Due to the restrictions for loans to become part of the cover pool (bank lending practices, mortgage regulations and cover pool qualification requirements), high degree of diversification of the mortgages in the pool and the continued strength of the Norwegian economy, the prospects for the Company are continuing to be good and stable. The Board of Directors also base this conclusion on the low LTVs of the mortgages, no defaults or arrears, a strong history and institutional framework in Norway for loan performance, as well as the low unemployment environment.
* * *
The Board of Directors affirms its conviction that the financial accounts present a correct and complete picture of the Company’s operations and financial position at the end of the first quarter of 2019. The financial accounts including notes are produced under the assumption of a going concern.

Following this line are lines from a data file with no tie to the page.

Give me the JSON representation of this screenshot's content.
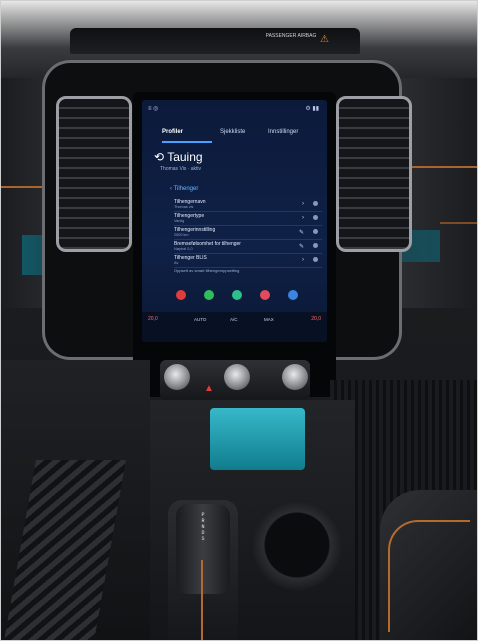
{
  "photo": {
    "subject": "vehicle-center-console",
    "airbag_label": "PASSENGER AIRBAG"
  },
  "screen": {
    "tabs": [
      "Profiler",
      "Sjekkliste",
      "Innstillinger"
    ],
    "feature_title": "Tauing",
    "feature_subtitle": "Thomas Vis · aktiv",
    "section_title": "Tilhenger",
    "rows": [
      {
        "label": "Tilhengernavn",
        "value": "Thomas vis"
      },
      {
        "label": "Tilhengertype",
        "value": "Vanlig"
      },
      {
        "label": "Tilhengerinnstilling",
        "value": "2500 km"
      },
      {
        "label": "Bremsefølsomhet for tilhenger",
        "value": "Nøytral 0,0"
      },
      {
        "label": "Tilhenger BLIS",
        "value": "Av"
      }
    ],
    "note": "Oppsett av smart tilhengeroppsetting",
    "climate": {
      "left_temp": "20,0",
      "right_temp": "20,0",
      "items": [
        "AUTO",
        "A/C",
        "MAX"
      ]
    }
  },
  "gear_selector": {
    "label": "P\nR\nN\nD\nS"
  }
}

There have been no incidents of a material nature after quarter-end which are expected to impact the accounts for the first quarter 2019.
Stavanger, 2. May 2019
The Board of Directors of SpareBank 1 Boligkreditt AS
- Statement of the members of the board and the chief executive officer
The Board and the chief executive officer have today reviewed and approved the financial accounts for the first quarter 2019 for SpareBank 1 Boligkreditt AS. The quarterly accounts have been prepared in accordance with the International Financial Reporting Standards (IFRS), as adopted by the EU.
To the best knowledge of the board and the chief executive officer the accounts have been prepared in accordance with applicable accounting standards and give a true and fair view of the assets, liabilities, financial position and profit or loss of the company taken as a whole as of 31.03.19.
The board of directors and the chief executive officer declare to the best of their knowledge that the quarterly report gives a true and fair view of the development and performance of the business of the Company, as well as a description of the principal risks and uncertainties facing the Company.